À l’heure dite, j’étais devant ma porte, ayant poussé toutes les huisseries pour que les passants (s’il en passait) me crussent couché ou absent, et j’attendais l’arrivée de Brulette et de Joseph. On était alors au printemps, et, comme il avait tonné dans le jour, le ciel était encore chargé de nuages très-épais. Il faisait de bons coups de vent tiède qui apportaient toutes les jolies senteurs du mois de mai. J’écoutais les rossignols qui se répondaient dans la campagne aussi loin que l’ouïe pouvait s’étendre, et je me disais que Joseph aurait grand’peine à flûter aussi finement. Je regardais au loin toutes les petites clartés des maisons s’éteindre une à une dans le bourg ; et environ dix minutes après que la dernière fût soufflée, je vis arriver devant moi le jeune couple que j’attendais.
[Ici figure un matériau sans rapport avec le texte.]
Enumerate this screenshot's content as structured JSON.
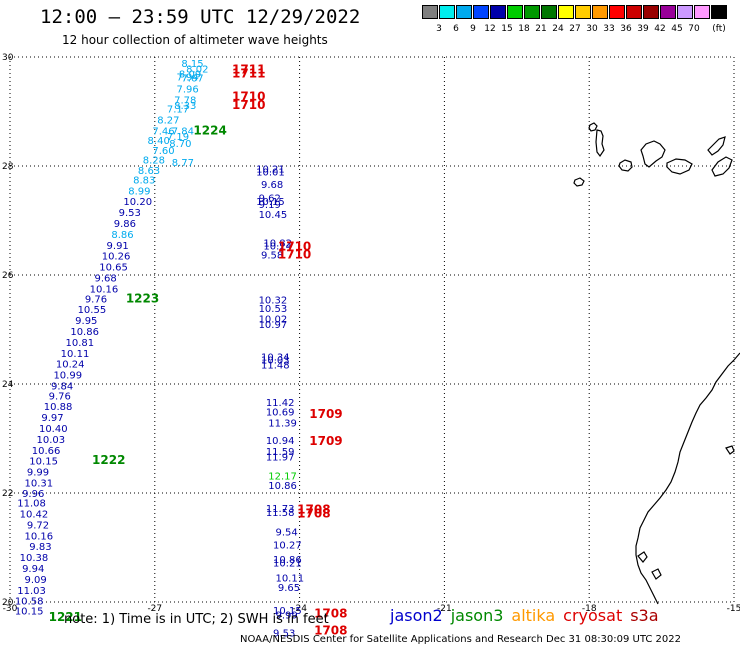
{
  "header": {
    "title": "12:00 — 23:59 UTC 12/29/2022",
    "subtitle": "12 hour collection of altimeter wave heights"
  },
  "colorbar": {
    "unit_label": "(ft)",
    "bins": [
      {
        "label": "",
        "color": "#7f7f7f"
      },
      {
        "label": "3",
        "color": "#00eeee"
      },
      {
        "label": "6",
        "color": "#00aaee"
      },
      {
        "label": "9",
        "color": "#0044ff"
      },
      {
        "label": "12",
        "color": "#0000aa"
      },
      {
        "label": "15",
        "color": "#00cc00"
      },
      {
        "label": "18",
        "color": "#009900"
      },
      {
        "label": "21",
        "color": "#007700"
      },
      {
        "label": "24",
        "color": "#ffff00"
      },
      {
        "label": "27",
        "color": "#ffcc00"
      },
      {
        "label": "30",
        "color": "#ff9900"
      },
      {
        "label": "33",
        "color": "#ff0000"
      },
      {
        "label": "36",
        "color": "#cc0000"
      },
      {
        "label": "39",
        "color": "#990000"
      },
      {
        "label": "42",
        "color": "#990099"
      },
      {
        "label": "45",
        "color": "#cc99ff"
      },
      {
        "label": "70",
        "color": "#ff99ff"
      },
      {
        "label": "",
        "color": "#000000"
      }
    ]
  },
  "map": {
    "lon_range": [
      -30,
      -15
    ],
    "lat_range": [
      20,
      30
    ],
    "lon_ticks": [
      {
        "v": -30,
        "label": "-30"
      },
      {
        "v": -27,
        "label": "-27"
      },
      {
        "v": -24,
        "label": "-24"
      },
      {
        "v": -21,
        "label": "-21"
      },
      {
        "v": -18,
        "label": "-18"
      },
      {
        "v": -15,
        "label": "-15"
      }
    ],
    "lat_ticks": [
      {
        "v": 20,
        "label": "20"
      },
      {
        "v": 22,
        "label": "22"
      },
      {
        "v": 24,
        "label": "24"
      },
      {
        "v": 26,
        "label": "26"
      },
      {
        "v": 28,
        "label": "28"
      },
      {
        "v": 30,
        "label": "30"
      }
    ],
    "grid": true
  },
  "tracks": {
    "diagonal_jason3": [
      {
        "lon": -26.45,
        "lat": 29.82,
        "wh": "8.15",
        "c": "#00aaee"
      },
      {
        "lon": -26.35,
        "lat": 29.72,
        "wh": "8.02",
        "c": "#00aaee"
      },
      {
        "lon": -26.5,
        "lat": 29.62,
        "wh": "8.09",
        "c": "#00aaee"
      },
      {
        "lon": -26.55,
        "lat": 29.57,
        "wh": "7.94",
        "c": "#00aaee"
      },
      {
        "lon": -26.45,
        "lat": 29.55,
        "wh": "7.67",
        "c": "#00aaee"
      },
      {
        "lon": -26.55,
        "lat": 29.35,
        "wh": "7.96",
        "c": "#00aaee"
      },
      {
        "lon": -26.6,
        "lat": 29.15,
        "wh": "7.78",
        "c": "#00aaee"
      },
      {
        "lon": -26.6,
        "lat": 29.05,
        "wh": "8.33",
        "c": "#00aaee"
      },
      {
        "lon": -26.75,
        "lat": 28.98,
        "wh": "7.17",
        "c": "#00aaee"
      },
      {
        "lon": -26.95,
        "lat": 28.78,
        "wh": "8.27",
        "c": "#00aaee"
      },
      {
        "lon": -27.05,
        "lat": 28.58,
        "wh": "7.46",
        "c": "#00aaee"
      },
      {
        "lon": -26.65,
        "lat": 28.58,
        "wh": "7.84",
        "c": "#00aaee"
      },
      {
        "lon": -26.75,
        "lat": 28.48,
        "wh": "7.19",
        "c": "#00aaee"
      },
      {
        "lon": -27.15,
        "lat": 28.4,
        "wh": "8.40",
        "c": "#00aaee"
      },
      {
        "lon": -26.7,
        "lat": 28.35,
        "wh": "8.70",
        "c": "#00aaee"
      },
      {
        "lon": -27.05,
        "lat": 28.22,
        "wh": "7.60",
        "c": "#00aaee"
      },
      {
        "lon": -27.25,
        "lat": 28.05,
        "wh": "8.28",
        "c": "#00aaee"
      },
      {
        "lon": -26.65,
        "lat": 28.0,
        "wh": "8.77",
        "c": "#00aaee"
      },
      {
        "lon": -27.35,
        "lat": 27.85,
        "wh": "8.63",
        "c": "#00aaee"
      },
      {
        "lon": -27.45,
        "lat": 27.68,
        "wh": "8.83",
        "c": "#00aaee"
      },
      {
        "lon": -27.55,
        "lat": 27.48,
        "wh": "8.99",
        "c": "#00aaee"
      },
      {
        "lon": -27.65,
        "lat": 27.28,
        "wh": "10.20",
        "c": "#0000aa"
      },
      {
        "lon": -27.75,
        "lat": 27.08,
        "wh": "9.53",
        "c": "#0000aa"
      },
      {
        "lon": -27.85,
        "lat": 26.88,
        "wh": "9.86",
        "c": "#0000aa"
      },
      {
        "lon": -27.9,
        "lat": 26.68,
        "wh": "8.86",
        "c": "#00aaee"
      },
      {
        "lon": -28.0,
        "lat": 26.48,
        "wh": "9.91",
        "c": "#0000aa"
      },
      {
        "lon": -28.1,
        "lat": 26.28,
        "wh": "10.26",
        "c": "#0000aa"
      },
      {
        "lon": -28.15,
        "lat": 26.08,
        "wh": "10.65",
        "c": "#0000aa"
      },
      {
        "lon": -28.25,
        "lat": 25.88,
        "wh": "9.68",
        "c": "#0000aa"
      },
      {
        "lon": -28.35,
        "lat": 25.68,
        "wh": "10.16",
        "c": "#0000aa"
      },
      {
        "lon": -28.45,
        "lat": 25.5,
        "wh": "9.76",
        "c": "#0000aa"
      },
      {
        "lon": -28.6,
        "lat": 25.3,
        "wh": "10.55",
        "c": "#0000aa"
      },
      {
        "lon": -28.65,
        "lat": 25.1,
        "wh": "9.95",
        "c": "#0000aa"
      },
      {
        "lon": -28.75,
        "lat": 24.9,
        "wh": "10.86",
        "c": "#0000aa"
      },
      {
        "lon": -28.85,
        "lat": 24.7,
        "wh": "10.81",
        "c": "#0000aa"
      },
      {
        "lon": -28.95,
        "lat": 24.5,
        "wh": "10.11",
        "c": "#0000aa"
      },
      {
        "lon": -29.05,
        "lat": 24.3,
        "wh": "10.24",
        "c": "#0000aa"
      },
      {
        "lon": -29.1,
        "lat": 24.1,
        "wh": "10.99",
        "c": "#0000aa"
      },
      {
        "lon": -29.15,
        "lat": 23.9,
        "wh": "9.84",
        "c": "#0000aa"
      },
      {
        "lon": -29.2,
        "lat": 23.72,
        "wh": "9.76",
        "c": "#0000aa"
      },
      {
        "lon": -29.3,
        "lat": 23.52,
        "wh": "10.88",
        "c": "#0000aa"
      },
      {
        "lon": -29.35,
        "lat": 23.32,
        "wh": "9.97",
        "c": "#0000aa"
      },
      {
        "lon": -29.4,
        "lat": 23.12,
        "wh": "10.40",
        "c": "#0000aa"
      },
      {
        "lon": -29.45,
        "lat": 22.92,
        "wh": "10.03",
        "c": "#0000aa"
      },
      {
        "lon": -29.55,
        "lat": 22.72,
        "wh": "10.66",
        "c": "#0000aa"
      },
      {
        "lon": -29.6,
        "lat": 22.52,
        "wh": "10.15",
        "c": "#0000aa"
      },
      {
        "lon": -29.65,
        "lat": 22.32,
        "wh": "9.99",
        "c": "#0000aa"
      },
      {
        "lon": -29.7,
        "lat": 22.12,
        "wh": "10.31",
        "c": "#0000aa"
      },
      {
        "lon": -29.75,
        "lat": 21.93,
        "wh": "9.96",
        "c": "#0000aa"
      },
      {
        "lon": -29.85,
        "lat": 21.75,
        "wh": "11.08",
        "c": "#0000aa"
      },
      {
        "lon": -29.8,
        "lat": 21.55,
        "wh": "10.42",
        "c": "#0000aa"
      },
      {
        "lon": -29.65,
        "lat": 21.35,
        "wh": "9.72",
        "c": "#0000aa"
      },
      {
        "lon": -29.7,
        "lat": 21.15,
        "wh": "10.16",
        "c": "#0000aa"
      },
      {
        "lon": -29.6,
        "lat": 20.95,
        "wh": "9.83",
        "c": "#0000aa"
      },
      {
        "lon": -29.8,
        "lat": 20.75,
        "wh": "10.38",
        "c": "#0000aa"
      },
      {
        "lon": -29.75,
        "lat": 20.55,
        "wh": "9.94",
        "c": "#0000aa"
      },
      {
        "lon": -29.7,
        "lat": 20.35,
        "wh": "9.09",
        "c": "#0000aa"
      },
      {
        "lon": -29.85,
        "lat": 20.15,
        "wh": "11.03",
        "c": "#0000aa"
      },
      {
        "lon": -29.9,
        "lat": 19.95,
        "wh": "10.58",
        "c": "#0000aa"
      },
      {
        "lon": -29.9,
        "lat": 19.77,
        "wh": "10.15",
        "c": "#0000aa"
      }
    ],
    "vertical_track": [
      {
        "lon": -24.9,
        "lat": 27.88,
        "wh": "10.21",
        "c": "#0000aa"
      },
      {
        "lon": -24.9,
        "lat": 27.83,
        "wh": "10.01",
        "c": "#0000aa"
      },
      {
        "lon": -24.8,
        "lat": 27.6,
        "wh": "9.68",
        "c": "#0000aa"
      },
      {
        "lon": -24.85,
        "lat": 27.35,
        "wh": "9.62",
        "c": "#0000aa"
      },
      {
        "lon": -24.9,
        "lat": 27.28,
        "wh": "10.15",
        "c": "#0000aa"
      },
      {
        "lon": -24.85,
        "lat": 27.23,
        "wh": "9.19",
        "c": "#0000aa"
      },
      {
        "lon": -24.85,
        "lat": 27.05,
        "wh": "10.45",
        "c": "#0000aa"
      },
      {
        "lon": -24.75,
        "lat": 26.52,
        "wh": "10.82",
        "c": "#0000aa"
      },
      {
        "lon": -24.75,
        "lat": 26.47,
        "wh": "10.24",
        "c": "#0000aa"
      },
      {
        "lon": -24.8,
        "lat": 26.3,
        "wh": "9.58",
        "c": "#0000aa"
      },
      {
        "lon": -24.85,
        "lat": 25.48,
        "wh": "10.32",
        "c": "#0000aa"
      },
      {
        "lon": -24.85,
        "lat": 25.32,
        "wh": "10.53",
        "c": "#0000aa"
      },
      {
        "lon": -24.85,
        "lat": 25.13,
        "wh": "10.02",
        "c": "#0000aa"
      },
      {
        "lon": -24.85,
        "lat": 25.03,
        "wh": "10.97",
        "c": "#0000aa"
      },
      {
        "lon": -24.8,
        "lat": 24.43,
        "wh": "10.34",
        "c": "#0000aa"
      },
      {
        "lon": -24.8,
        "lat": 24.38,
        "wh": "10.03",
        "c": "#0000aa"
      },
      {
        "lon": -24.8,
        "lat": 24.28,
        "wh": "11.48",
        "c": "#0000aa"
      },
      {
        "lon": -24.7,
        "lat": 23.6,
        "wh": "11.42",
        "c": "#0000aa"
      },
      {
        "lon": -24.7,
        "lat": 23.42,
        "wh": "10.69",
        "c": "#0000aa"
      },
      {
        "lon": -24.65,
        "lat": 23.22,
        "wh": "11.39",
        "c": "#0000aa"
      },
      {
        "lon": -24.7,
        "lat": 22.9,
        "wh": "10.94",
        "c": "#0000aa"
      },
      {
        "lon": -24.7,
        "lat": 22.7,
        "wh": "11.59",
        "c": "#0000aa"
      },
      {
        "lon": -24.7,
        "lat": 22.6,
        "wh": "11.97",
        "c": "#0000aa"
      },
      {
        "lon": -24.65,
        "lat": 22.25,
        "wh": "12.17",
        "c": "#00cc00"
      },
      {
        "lon": -24.65,
        "lat": 22.07,
        "wh": "10.86",
        "c": "#0000aa"
      },
      {
        "lon": -24.7,
        "lat": 21.65,
        "wh": "11.73",
        "c": "#0000aa"
      },
      {
        "lon": -24.7,
        "lat": 21.58,
        "wh": "11.58",
        "c": "#0000aa"
      },
      {
        "lon": -24.5,
        "lat": 21.22,
        "wh": "9.54",
        "c": "#0000aa"
      },
      {
        "lon": -24.55,
        "lat": 20.98,
        "wh": "10.27",
        "c": "#0000aa"
      },
      {
        "lon": -24.55,
        "lat": 20.72,
        "wh": "10.86",
        "c": "#0000aa"
      },
      {
        "lon": -24.55,
        "lat": 20.65,
        "wh": "10.21",
        "c": "#0000aa"
      },
      {
        "lon": -24.5,
        "lat": 20.38,
        "wh": "10.11",
        "c": "#0000aa"
      },
      {
        "lon": -24.45,
        "lat": 20.2,
        "wh": "9.65",
        "c": "#0000aa"
      },
      {
        "lon": -24.55,
        "lat": 19.78,
        "wh": "10.15",
        "c": "#0000aa"
      },
      {
        "lon": -24.5,
        "lat": 19.7,
        "wh": "9.99",
        "c": "#0000aa"
      },
      {
        "lon": -24.55,
        "lat": 19.37,
        "wh": "9.53",
        "c": "#0000aa"
      }
    ]
  },
  "time_labels": [
    {
      "lon": -25.4,
      "lat": 29.7,
      "text": "1711",
      "c": "#dd0000"
    },
    {
      "lon": -25.4,
      "lat": 29.62,
      "text": "1711",
      "c": "#dd0000"
    },
    {
      "lon": -25.4,
      "lat": 29.2,
      "text": "1710",
      "c": "#dd0000"
    },
    {
      "lon": -25.4,
      "lat": 29.05,
      "text": "1710",
      "c": "#dd0000"
    },
    {
      "lon": -26.2,
      "lat": 28.58,
      "text": "1224",
      "c": "#008800"
    },
    {
      "lon": -24.45,
      "lat": 26.45,
      "text": "1710",
      "c": "#dd0000"
    },
    {
      "lon": -24.45,
      "lat": 26.3,
      "text": "1710",
      "c": "#dd0000"
    },
    {
      "lon": -27.6,
      "lat": 25.5,
      "text": "1223",
      "c": "#008800"
    },
    {
      "lon": -23.8,
      "lat": 23.38,
      "text": "1709",
      "c": "#dd0000"
    },
    {
      "lon": -23.8,
      "lat": 22.88,
      "text": "1709",
      "c": "#dd0000"
    },
    {
      "lon": -28.3,
      "lat": 22.53,
      "text": "1222",
      "c": "#008800"
    },
    {
      "lon": -24.05,
      "lat": 21.62,
      "text": "1708",
      "c": "#dd0000"
    },
    {
      "lon": -24.05,
      "lat": 21.55,
      "text": "1708",
      "c": "#dd0000"
    },
    {
      "lon": -23.7,
      "lat": 19.72,
      "text": "1708",
      "c": "#dd0000"
    },
    {
      "lon": -23.7,
      "lat": 19.4,
      "text": "1708",
      "c": "#dd0000"
    },
    {
      "lon": -29.2,
      "lat": 19.65,
      "text": "1221",
      "c": "#008800"
    }
  ],
  "note": "note: 1) Time is in UTC; 2) SWH is in feet",
  "legend": [
    {
      "label": "jason2",
      "color": "#0000cc"
    },
    {
      "label": "jason3",
      "color": "#008800"
    },
    {
      "label": "altika",
      "color": "#ff9900"
    },
    {
      "label": "cryosat",
      "color": "#dd0000"
    },
    {
      "label": "s3a",
      "color": "#aa0000"
    }
  ],
  "credit": "NOAA/NESDIS Center for Satellite Applications and Research    Dec 31 08:30:09 UTC 2022"
}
Ils avaient marché si doucement sur les herbes nouvelles, et si bien côtoyé les grands buissons du chemin, que je ne les avais ni vus ni entendus approcher. Je les fis entrer chez nous, où j’avais allumé la lampe, et quand je les vis tous deux, elle toujours si coquettement coiffée et si quiètement fière, lui toujours si froid et si pensif, je me représentai mal deux amoureux enflammés de tendresse.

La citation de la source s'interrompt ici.